第26話話題になる
「ねえねえこれ、高坂さんよね」
加奈子が俊哉にスマホを見せた。動画には先輩が相手を持ち上げている動画だ。もちろん、海に行ったあの日だ。これはまずいんじゃないか。
「なんで高坂さんは海に来ているの?」
「私と海に行きたいって」
「デートでなんで対決しているの?」
「私がナンパされて困っているのを先輩が助けてくれたの。そしたらなんか私を賭けて対決になったんだけど先輩が勝って」
そりゃそうよ、勝たないと俊哉が連れていかれるじゃない、と至極当然な反応だ。
「でも凄いよね、最後相手失神しちゃってるし」
「でも犯罪ギリギリじゃない?」
涼子が言った。俊哉から血の気が引いた。
「でも審判も居たし、喧嘩じゃないよ」
「だと良いんだけどねえ」
彩は心配そうに言った。
俊哉は総務部へ向かった。挨拶をしながらデスクへ向かうと、浩一郎さんが囲まれている。
「高坂主任、めちゃくちゃ強いじゃないですか」
部員にそう言われた。
「どうして海に行ったんですか?」
「デートだよ」
「誰と?」
「田宮とだよ」
視線が俊哉に向かう。
「田宮さんと海に行ったんですね」
女子社員が聞いた。
「そうだよ」
さあ、朝礼だぞ、と浩一郎さんは言った。

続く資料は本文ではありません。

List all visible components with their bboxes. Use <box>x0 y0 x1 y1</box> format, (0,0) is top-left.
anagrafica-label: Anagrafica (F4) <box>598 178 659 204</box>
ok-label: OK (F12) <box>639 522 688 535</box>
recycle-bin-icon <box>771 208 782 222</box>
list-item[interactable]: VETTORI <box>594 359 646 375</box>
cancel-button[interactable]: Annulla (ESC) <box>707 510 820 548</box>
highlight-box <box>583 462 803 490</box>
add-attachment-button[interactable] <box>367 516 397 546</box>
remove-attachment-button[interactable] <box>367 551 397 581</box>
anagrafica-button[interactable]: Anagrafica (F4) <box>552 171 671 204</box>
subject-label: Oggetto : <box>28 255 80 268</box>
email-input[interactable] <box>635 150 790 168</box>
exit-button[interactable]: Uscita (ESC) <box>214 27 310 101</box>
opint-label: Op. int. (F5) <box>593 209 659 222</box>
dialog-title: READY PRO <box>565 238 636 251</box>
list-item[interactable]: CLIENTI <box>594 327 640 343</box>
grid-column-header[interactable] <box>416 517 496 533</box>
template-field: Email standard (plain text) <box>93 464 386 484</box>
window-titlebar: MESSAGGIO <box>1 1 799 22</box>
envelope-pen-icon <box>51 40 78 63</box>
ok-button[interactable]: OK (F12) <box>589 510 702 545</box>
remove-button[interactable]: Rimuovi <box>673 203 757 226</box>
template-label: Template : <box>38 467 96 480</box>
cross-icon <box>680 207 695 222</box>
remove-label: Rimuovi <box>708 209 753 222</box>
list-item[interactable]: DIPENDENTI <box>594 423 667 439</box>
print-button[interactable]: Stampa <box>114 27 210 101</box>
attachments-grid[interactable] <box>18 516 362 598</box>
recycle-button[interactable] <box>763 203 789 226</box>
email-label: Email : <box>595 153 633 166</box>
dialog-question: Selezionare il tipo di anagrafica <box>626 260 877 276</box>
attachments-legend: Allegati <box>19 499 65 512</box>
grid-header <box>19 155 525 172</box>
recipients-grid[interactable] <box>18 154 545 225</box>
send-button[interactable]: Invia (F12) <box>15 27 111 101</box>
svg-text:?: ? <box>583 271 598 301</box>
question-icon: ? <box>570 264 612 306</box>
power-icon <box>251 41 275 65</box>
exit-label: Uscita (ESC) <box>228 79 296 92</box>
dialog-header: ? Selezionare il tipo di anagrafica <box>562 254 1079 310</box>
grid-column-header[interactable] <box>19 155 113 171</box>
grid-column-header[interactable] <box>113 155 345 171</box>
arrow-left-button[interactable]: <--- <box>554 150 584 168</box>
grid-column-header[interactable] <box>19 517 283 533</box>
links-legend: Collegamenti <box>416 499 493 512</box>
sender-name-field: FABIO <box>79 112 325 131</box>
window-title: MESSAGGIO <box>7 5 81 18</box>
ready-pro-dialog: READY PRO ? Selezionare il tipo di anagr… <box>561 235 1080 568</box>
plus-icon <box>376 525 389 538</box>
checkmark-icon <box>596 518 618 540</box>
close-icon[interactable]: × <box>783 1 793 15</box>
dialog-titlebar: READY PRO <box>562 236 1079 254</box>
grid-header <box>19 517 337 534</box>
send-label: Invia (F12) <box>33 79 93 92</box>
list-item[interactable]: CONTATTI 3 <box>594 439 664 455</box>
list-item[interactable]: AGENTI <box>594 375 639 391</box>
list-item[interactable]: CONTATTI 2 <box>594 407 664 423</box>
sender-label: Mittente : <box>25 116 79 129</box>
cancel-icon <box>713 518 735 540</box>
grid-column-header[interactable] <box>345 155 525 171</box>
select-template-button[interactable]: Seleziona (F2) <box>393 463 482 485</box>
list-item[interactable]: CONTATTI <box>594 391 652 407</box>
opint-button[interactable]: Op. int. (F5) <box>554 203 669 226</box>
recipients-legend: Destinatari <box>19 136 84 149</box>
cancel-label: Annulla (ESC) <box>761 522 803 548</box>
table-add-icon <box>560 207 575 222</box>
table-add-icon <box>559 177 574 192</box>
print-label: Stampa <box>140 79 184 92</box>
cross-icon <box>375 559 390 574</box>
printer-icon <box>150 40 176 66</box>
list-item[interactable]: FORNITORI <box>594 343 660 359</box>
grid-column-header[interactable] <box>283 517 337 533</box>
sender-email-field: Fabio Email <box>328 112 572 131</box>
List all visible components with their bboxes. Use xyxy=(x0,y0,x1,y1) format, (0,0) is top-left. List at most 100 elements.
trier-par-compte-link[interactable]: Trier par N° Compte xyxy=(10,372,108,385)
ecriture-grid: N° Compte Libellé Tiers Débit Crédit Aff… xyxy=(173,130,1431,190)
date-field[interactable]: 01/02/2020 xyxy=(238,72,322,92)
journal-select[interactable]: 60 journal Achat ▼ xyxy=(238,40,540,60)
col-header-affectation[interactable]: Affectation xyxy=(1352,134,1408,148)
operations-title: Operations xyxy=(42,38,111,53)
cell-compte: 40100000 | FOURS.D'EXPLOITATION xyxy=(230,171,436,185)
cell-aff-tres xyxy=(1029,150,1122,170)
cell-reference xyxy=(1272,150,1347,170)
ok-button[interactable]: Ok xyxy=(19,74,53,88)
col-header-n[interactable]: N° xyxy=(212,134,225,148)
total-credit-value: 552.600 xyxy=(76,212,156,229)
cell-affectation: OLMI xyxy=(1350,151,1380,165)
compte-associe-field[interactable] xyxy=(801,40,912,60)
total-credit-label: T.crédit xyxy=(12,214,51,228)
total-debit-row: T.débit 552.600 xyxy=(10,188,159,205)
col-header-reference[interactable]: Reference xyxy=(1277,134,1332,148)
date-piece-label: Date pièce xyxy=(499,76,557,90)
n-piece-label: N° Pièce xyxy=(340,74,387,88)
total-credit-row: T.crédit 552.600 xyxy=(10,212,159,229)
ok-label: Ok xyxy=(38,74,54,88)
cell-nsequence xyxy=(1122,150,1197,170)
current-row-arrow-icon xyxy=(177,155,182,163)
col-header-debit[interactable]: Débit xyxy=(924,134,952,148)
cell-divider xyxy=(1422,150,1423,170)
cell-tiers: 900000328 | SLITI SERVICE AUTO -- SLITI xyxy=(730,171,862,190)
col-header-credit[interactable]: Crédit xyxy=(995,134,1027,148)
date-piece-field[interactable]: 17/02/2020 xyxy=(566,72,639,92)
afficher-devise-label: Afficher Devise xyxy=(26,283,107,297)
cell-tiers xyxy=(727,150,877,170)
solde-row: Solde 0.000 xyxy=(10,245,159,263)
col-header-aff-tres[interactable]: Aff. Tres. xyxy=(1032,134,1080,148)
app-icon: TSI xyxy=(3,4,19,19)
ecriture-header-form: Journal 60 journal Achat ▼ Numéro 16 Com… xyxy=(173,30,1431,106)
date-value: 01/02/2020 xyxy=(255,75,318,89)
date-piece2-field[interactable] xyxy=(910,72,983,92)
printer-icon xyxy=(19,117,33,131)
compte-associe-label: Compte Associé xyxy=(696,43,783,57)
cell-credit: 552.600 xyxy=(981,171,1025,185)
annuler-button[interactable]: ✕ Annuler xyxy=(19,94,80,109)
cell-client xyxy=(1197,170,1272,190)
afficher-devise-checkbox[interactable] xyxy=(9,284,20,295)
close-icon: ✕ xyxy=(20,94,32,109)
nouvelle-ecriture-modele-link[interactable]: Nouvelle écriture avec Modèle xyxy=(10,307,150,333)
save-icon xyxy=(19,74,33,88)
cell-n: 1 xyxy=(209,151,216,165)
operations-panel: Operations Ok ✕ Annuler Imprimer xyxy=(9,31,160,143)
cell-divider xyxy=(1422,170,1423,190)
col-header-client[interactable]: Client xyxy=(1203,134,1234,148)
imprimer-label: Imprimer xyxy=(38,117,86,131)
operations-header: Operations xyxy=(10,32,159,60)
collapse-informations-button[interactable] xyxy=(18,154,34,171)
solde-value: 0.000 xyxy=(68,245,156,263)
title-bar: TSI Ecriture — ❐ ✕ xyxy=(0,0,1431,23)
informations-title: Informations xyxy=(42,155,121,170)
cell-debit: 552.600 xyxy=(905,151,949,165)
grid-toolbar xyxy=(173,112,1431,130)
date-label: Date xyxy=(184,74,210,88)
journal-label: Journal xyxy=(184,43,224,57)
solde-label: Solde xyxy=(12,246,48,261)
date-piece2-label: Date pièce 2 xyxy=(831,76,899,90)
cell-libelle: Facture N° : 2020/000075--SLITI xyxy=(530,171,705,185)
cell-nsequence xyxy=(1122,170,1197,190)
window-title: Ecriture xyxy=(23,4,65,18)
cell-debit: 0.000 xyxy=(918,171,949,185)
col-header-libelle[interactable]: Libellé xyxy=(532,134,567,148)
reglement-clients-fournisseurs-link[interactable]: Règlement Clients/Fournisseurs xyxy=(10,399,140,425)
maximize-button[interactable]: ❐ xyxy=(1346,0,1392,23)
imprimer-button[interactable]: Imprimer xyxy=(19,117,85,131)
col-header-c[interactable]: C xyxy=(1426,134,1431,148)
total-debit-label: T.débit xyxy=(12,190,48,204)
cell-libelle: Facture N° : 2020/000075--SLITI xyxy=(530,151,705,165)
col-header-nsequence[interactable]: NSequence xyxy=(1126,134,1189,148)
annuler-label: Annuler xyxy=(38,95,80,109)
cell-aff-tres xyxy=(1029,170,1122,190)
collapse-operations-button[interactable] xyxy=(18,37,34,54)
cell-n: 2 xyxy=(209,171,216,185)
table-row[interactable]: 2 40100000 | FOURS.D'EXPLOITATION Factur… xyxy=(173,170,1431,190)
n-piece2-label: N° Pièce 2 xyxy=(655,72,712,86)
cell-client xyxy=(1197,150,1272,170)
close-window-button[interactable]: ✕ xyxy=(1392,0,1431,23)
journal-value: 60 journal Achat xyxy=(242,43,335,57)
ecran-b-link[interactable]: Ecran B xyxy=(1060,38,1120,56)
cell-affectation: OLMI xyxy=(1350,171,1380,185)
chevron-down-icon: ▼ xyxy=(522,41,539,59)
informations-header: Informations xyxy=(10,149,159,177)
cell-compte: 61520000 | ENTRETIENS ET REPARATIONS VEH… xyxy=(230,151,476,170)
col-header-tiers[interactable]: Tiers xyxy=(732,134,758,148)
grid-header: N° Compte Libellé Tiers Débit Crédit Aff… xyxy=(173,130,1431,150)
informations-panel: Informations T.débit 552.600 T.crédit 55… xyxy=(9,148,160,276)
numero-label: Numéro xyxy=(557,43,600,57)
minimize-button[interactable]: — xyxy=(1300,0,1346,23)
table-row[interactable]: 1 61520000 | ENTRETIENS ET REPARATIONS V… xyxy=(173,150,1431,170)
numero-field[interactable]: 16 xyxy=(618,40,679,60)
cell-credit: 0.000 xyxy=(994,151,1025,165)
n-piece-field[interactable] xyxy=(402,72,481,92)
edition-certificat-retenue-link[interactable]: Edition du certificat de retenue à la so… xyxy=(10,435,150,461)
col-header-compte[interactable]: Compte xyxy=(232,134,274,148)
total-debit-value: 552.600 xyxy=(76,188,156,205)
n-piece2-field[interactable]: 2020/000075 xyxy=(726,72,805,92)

しばらくして朝礼が始まった。朝礼が終わり、課長に浩一郎さんが呼ばれた。しばらく会話をしていたが、浩一郎さんは自分のデスクに戻った。俊哉は心配になり、仕事のふりをしてメモを渡した。メモを読んだ浩一郎さんは笑顔で親指を上げた。サムズアップ。
「まあ大人なんだから喧嘩はしないようにとの事だったよ」
帰り道、2人は揃って帰った。
「まあちょっとバズったが、大した騒ぎにはならんだろう」
俊哉は思い出す。あの時の先輩の表情は決して俊哉には見せない。強い表情である。俊哉は質問した。
「浩一郎さんは何か格闘技をしていたんですか」
「ああ、ブラジリアン柔術をやっていた」
「どおりで落ち着いていたんですね」
「ああ、相手も相当自信があったみたいだな」
相手のタックルにも動じない浩一郎さんは凄い。俊哉は褒めた。
「まあ、体重差もあったからな」
2人別れて俊哉は家に着いた。ネットで調べるとやはり動画はまだあった。閲覧数が5万もある。バズっている。調べて行くと解説動画まであった。俊哉はその解説動画を観た。
「このグラップリングのビーチ対決は体格差もありましたが、負けた方も相当な実力があったに違いありません。それほど鋭いタックルでした。しかし相手が悪かった。相手は非常に腰が重い。がぶられたのもタックルと言う選択が失敗だったかもしれません」
動画を観ながら解説をしている。
「ここでバスターになるのですが、相手はバスターを選択せず、あくまでバックチョークへ移行するためにむしろ相手を地面に置いたと言って過言はないでしょう」
浩一郎さんが首を絞める動作をストップして、また解説が始まった。
「このバックチョークも素早い。相手はチョークも警戒できたでしょうがその上を相手は言っています」
首を絞められ、失神したところで動画はまた解説に入った。
「どうやらこの大きな対戦相手は総合格闘技かブラジリアン柔術を経験しているでしょう。調べれば判明しそうですが」
そこで動画が終わった。俊哉は考えた。ネットでは調べて相手を特定する人達が居る。浩一郎さんは過去を多くは語らない。もしかしたら過去を知る事ができるかもしれない。でもそれはやめておこう。浩一郎さんから聞きたい。俊哉はノートパソコンを閉じた。